Implementing Web Workers got rid of most of our jank problems and helped make our portfolio page perform smoothly, even in cases where users had several thousand entities in their portfolios that each had several hundred individual "things" to count.

Keep in mind that it takes roughly ~45ms for a worker to spin up. Based on our testing that was slightly slower than the time it took for a trivial category of "things" to be counted for a full portfolio of 3500 companies, and about a tenth of the time it would take to count some of our larger categories of "things". Your mileage may vary and it's important to make sure that you're not going to be creating more jank on your web page by adding workers than you would be by optimizing your code.

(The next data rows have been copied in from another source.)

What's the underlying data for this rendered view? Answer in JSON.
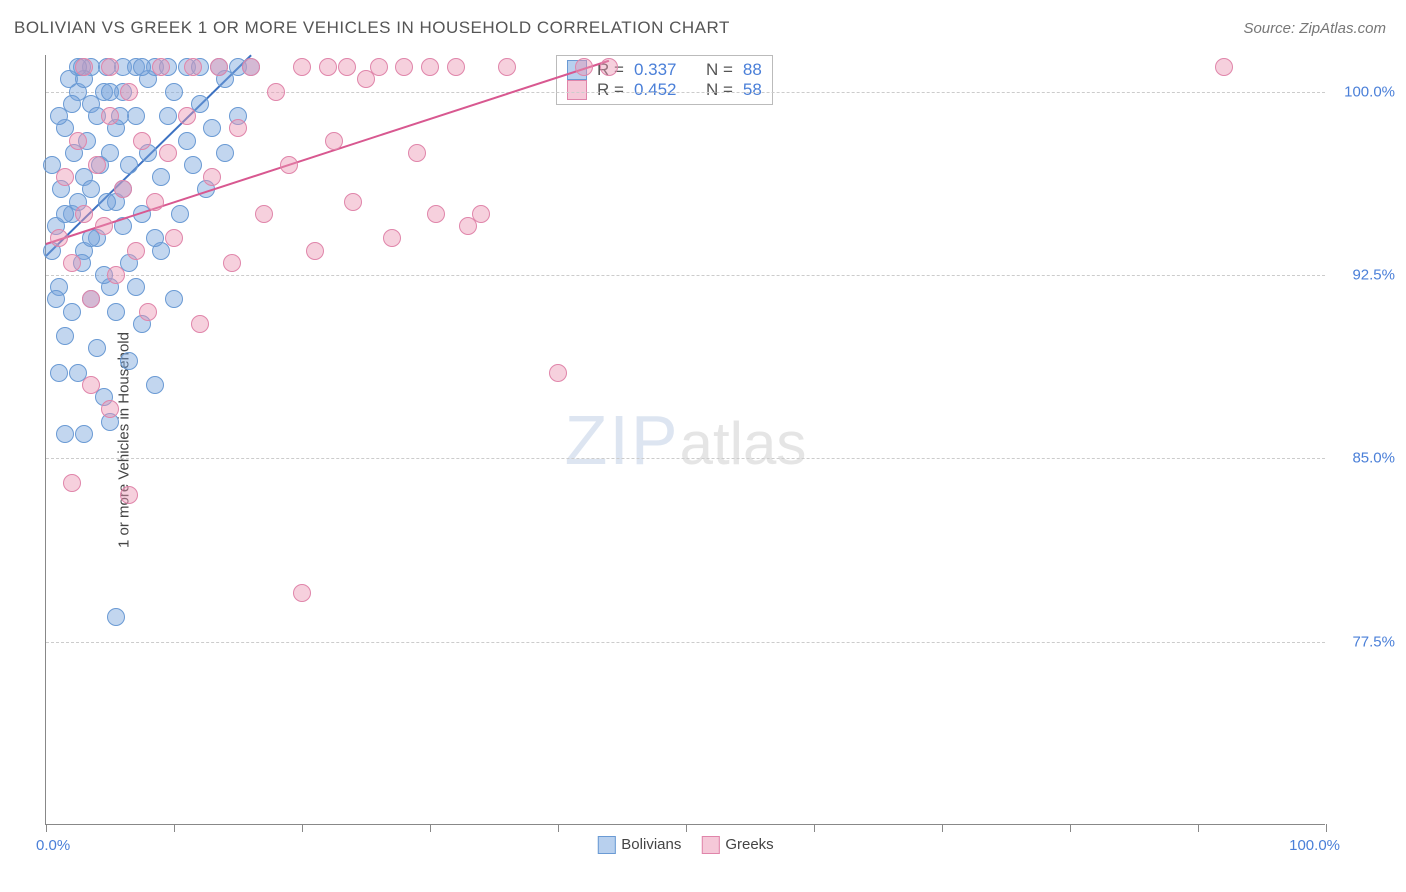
{
  "title": "BOLIVIAN VS GREEK 1 OR MORE VEHICLES IN HOUSEHOLD CORRELATION CHART",
  "source": "Source: ZipAtlas.com",
  "yaxis_title": "1 or more Vehicles in Household",
  "watermark_a": "ZIP",
  "watermark_b": "atlas",
  "chart": {
    "type": "scatter",
    "xlim": [
      0,
      100
    ],
    "ylim": [
      70,
      101.5
    ],
    "x_tick_positions": [
      0,
      10,
      20,
      30,
      40,
      50,
      60,
      70,
      80,
      90,
      100
    ],
    "x_labels": {
      "min": "0.0%",
      "max": "100.0%"
    },
    "y_ticks": [
      {
        "v": 77.5,
        "label": "77.5%"
      },
      {
        "v": 85.0,
        "label": "85.0%"
      },
      {
        "v": 92.5,
        "label": "92.5%"
      },
      {
        "v": 100.0,
        "label": "100.0%"
      }
    ],
    "grid_color": "#cccccc",
    "axis_color": "#888888",
    "series": [
      {
        "name": "Bolivians",
        "color_fill": "rgba(120,165,220,0.45)",
        "color_stroke": "#6a9ad4",
        "swatch_fill": "#b8d0ee",
        "swatch_border": "#6a9ad4",
        "R": "0.337",
        "N": "88",
        "trend": {
          "x1": 0,
          "y1": 93.3,
          "x2": 16,
          "y2": 101.5,
          "color": "#3d72c2"
        },
        "points": [
          [
            0.5,
            93.5
          ],
          [
            0.8,
            94.5
          ],
          [
            1.0,
            92.0
          ],
          [
            1.2,
            96.0
          ],
          [
            1.5,
            98.5
          ],
          [
            1.8,
            100.5
          ],
          [
            2.0,
            91.0
          ],
          [
            2.0,
            95.0
          ],
          [
            2.2,
            97.5
          ],
          [
            2.5,
            100.0
          ],
          [
            2.8,
            101.0
          ],
          [
            3.0,
            93.5
          ],
          [
            3.0,
            96.5
          ],
          [
            3.2,
            98.0
          ],
          [
            3.5,
            99.5
          ],
          [
            3.5,
            101.0
          ],
          [
            4.0,
            89.5
          ],
          [
            4.0,
            94.0
          ],
          [
            4.2,
            97.0
          ],
          [
            4.5,
            100.0
          ],
          [
            4.8,
            101.0
          ],
          [
            5.0,
            86.5
          ],
          [
            5.0,
            92.0
          ],
          [
            5.5,
            95.5
          ],
          [
            5.5,
            98.5
          ],
          [
            6.0,
            101.0
          ],
          [
            6.0,
            100.0
          ],
          [
            6.5,
            93.0
          ],
          [
            6.5,
            97.0
          ],
          [
            7.0,
            99.0
          ],
          [
            7.0,
            101.0
          ],
          [
            7.5,
            90.5
          ],
          [
            7.5,
            95.0
          ],
          [
            8.0,
            97.5
          ],
          [
            8.0,
            100.5
          ],
          [
            8.5,
            101.0
          ],
          [
            8.5,
            88.0
          ],
          [
            9.0,
            93.5
          ],
          [
            9.0,
            96.5
          ],
          [
            9.5,
            99.0
          ],
          [
            9.5,
            101.0
          ],
          [
            10.0,
            100.0
          ],
          [
            10.0,
            91.5
          ],
          [
            10.5,
            95.0
          ],
          [
            11.0,
            98.0
          ],
          [
            11.0,
            101.0
          ],
          [
            11.5,
            97.0
          ],
          [
            12.0,
            99.5
          ],
          [
            12.0,
            101.0
          ],
          [
            12.5,
            96.0
          ],
          [
            13.0,
            98.5
          ],
          [
            13.5,
            101.0
          ],
          [
            14.0,
            97.5
          ],
          [
            14.0,
            100.5
          ],
          [
            15.0,
            99.0
          ],
          [
            15.0,
            101.0
          ],
          [
            16.0,
            101.0
          ],
          [
            1.5,
            90.0
          ],
          [
            2.5,
            88.5
          ],
          [
            3.0,
            86.0
          ],
          [
            4.5,
            87.5
          ],
          [
            6.5,
            89.0
          ],
          [
            5.5,
            78.5
          ],
          [
            1.0,
            88.5
          ],
          [
            1.5,
            86.0
          ],
          [
            2.5,
            95.5
          ],
          [
            3.5,
            94.0
          ],
          [
            4.5,
            92.5
          ],
          [
            5.5,
            91.0
          ],
          [
            6.0,
            94.5
          ],
          [
            7.0,
            92.0
          ],
          [
            8.5,
            94.0
          ],
          [
            1.0,
            99.0
          ],
          [
            2.0,
            99.5
          ],
          [
            3.0,
            100.5
          ],
          [
            4.0,
            99.0
          ],
          [
            5.0,
            100.0
          ],
          [
            5.0,
            97.5
          ],
          [
            6.0,
            96.0
          ],
          [
            0.5,
            97.0
          ],
          [
            0.8,
            91.5
          ],
          [
            1.5,
            95.0
          ],
          [
            2.8,
            93.0
          ],
          [
            3.5,
            96.0
          ],
          [
            4.8,
            95.5
          ],
          [
            5.8,
            99.0
          ],
          [
            7.5,
            101.0
          ],
          [
            2.5,
            101.0
          ],
          [
            3.5,
            91.5
          ]
        ]
      },
      {
        "name": "Greeks",
        "color_fill": "rgba(235,150,180,0.45)",
        "color_stroke": "#e085aa",
        "swatch_fill": "#f5c8d8",
        "swatch_border": "#e085aa",
        "R": "0.452",
        "N": "58",
        "trend": {
          "x1": 0,
          "y1": 93.8,
          "x2": 44,
          "y2": 101.3,
          "color": "#d85890"
        },
        "points": [
          [
            1.0,
            94.0
          ],
          [
            1.5,
            96.5
          ],
          [
            2.0,
            93.0
          ],
          [
            2.5,
            98.0
          ],
          [
            3.0,
            95.0
          ],
          [
            3.0,
            101.0
          ],
          [
            3.5,
            91.5
          ],
          [
            4.0,
            97.0
          ],
          [
            4.5,
            94.5
          ],
          [
            5.0,
            99.0
          ],
          [
            5.0,
            101.0
          ],
          [
            5.5,
            92.5
          ],
          [
            6.0,
            96.0
          ],
          [
            6.5,
            100.0
          ],
          [
            7.0,
            93.5
          ],
          [
            7.5,
            98.0
          ],
          [
            8.0,
            91.0
          ],
          [
            8.5,
            95.5
          ],
          [
            9.0,
            101.0
          ],
          [
            9.5,
            97.5
          ],
          [
            10.0,
            94.0
          ],
          [
            11.0,
            99.0
          ],
          [
            11.5,
            101.0
          ],
          [
            12.0,
            90.5
          ],
          [
            13.0,
            96.5
          ],
          [
            13.5,
            101.0
          ],
          [
            14.5,
            93.0
          ],
          [
            15.0,
            98.5
          ],
          [
            16.0,
            101.0
          ],
          [
            17.0,
            95.0
          ],
          [
            18.0,
            100.0
          ],
          [
            19.0,
            97.0
          ],
          [
            6.5,
            83.5
          ],
          [
            20.0,
            101.0
          ],
          [
            21.0,
            93.5
          ],
          [
            22.0,
            101.0
          ],
          [
            22.5,
            98.0
          ],
          [
            23.5,
            101.0
          ],
          [
            24.0,
            95.5
          ],
          [
            25.0,
            100.5
          ],
          [
            26.0,
            101.0
          ],
          [
            27.0,
            94.0
          ],
          [
            28.0,
            101.0
          ],
          [
            29.0,
            97.5
          ],
          [
            30.0,
            101.0
          ],
          [
            30.5,
            95.0
          ],
          [
            32.0,
            101.0
          ],
          [
            33.0,
            94.5
          ],
          [
            34.0,
            95.0
          ],
          [
            36.0,
            101.0
          ],
          [
            42.0,
            101.0
          ],
          [
            44.0,
            101.0
          ],
          [
            20.0,
            79.5
          ],
          [
            40.0,
            88.5
          ],
          [
            92.0,
            101.0
          ],
          [
            3.5,
            88.0
          ],
          [
            5.0,
            87.0
          ],
          [
            2.0,
            84.0
          ]
        ]
      }
    ]
  },
  "legend_label_a": "Bolivians",
  "legend_label_b": "Greeks",
  "stats_labels": {
    "R": "R =",
    "N": "N ="
  }
}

Tying it all Together with Webpack

We make extensive use of Webpack during our build process to do everything from transpiling our React code into ES5 compatible Javascript to injecting SCSS variables into our style sheets. The reference implementation for Web Workers specifically states that you have to load them as separate assets from the main Javascript files. Given that we try and keep consistent syntax throughout our codebase, we wanted to be able to import our worker Javascript code directly into the workers and load them up.

Webpack had an excellent worker-loader (link) that required us to make only a minor change to our webpack.config.js to get everything working:

{
test
: /worker\.js$/,
include
: paths.appSrc,
loaders
: [
'babel-loader',
'worker-loader?name=static/js/[hash].worker.js'
]
}

This took any Javascript file with a name ending in worker.js, transpiled the code using babel, and then ran it through the worker-loader to move it to our static/js/ directory. If you take a look at the worker file itself, you can see where we simply require the needed code directly; Webpack took care of bundling that code into a separate worker, and then loading it up as needed in our worker-controller.

Conclusion

Overall, we were able to filter through a large number of arbitrary objects by composing a number of separate predicate functions together. In counting the filtered collection, we were able to significantly improve our page load/render time by moving our counting code from our main execution thread to Web Workers and were also able to improve the speed of this code by making a number of micro optimizations to the counting code.

An obvious question after reading this post is: why not just filter and count everything on the back end? True, the majority of work described in this post could be accomplished using something like Elastic Search and SearchKit. The primary reason we didn't go that route in this case was simplicity — data needed to display our portfolio page was composed from several different microservices, and the work of creating a composition layer for these services would have been non-trivial. As we continue to add more information and filters to our portfolio page it is very likely that we'll move towards such an architecture, but for now, this is a solid middle ground.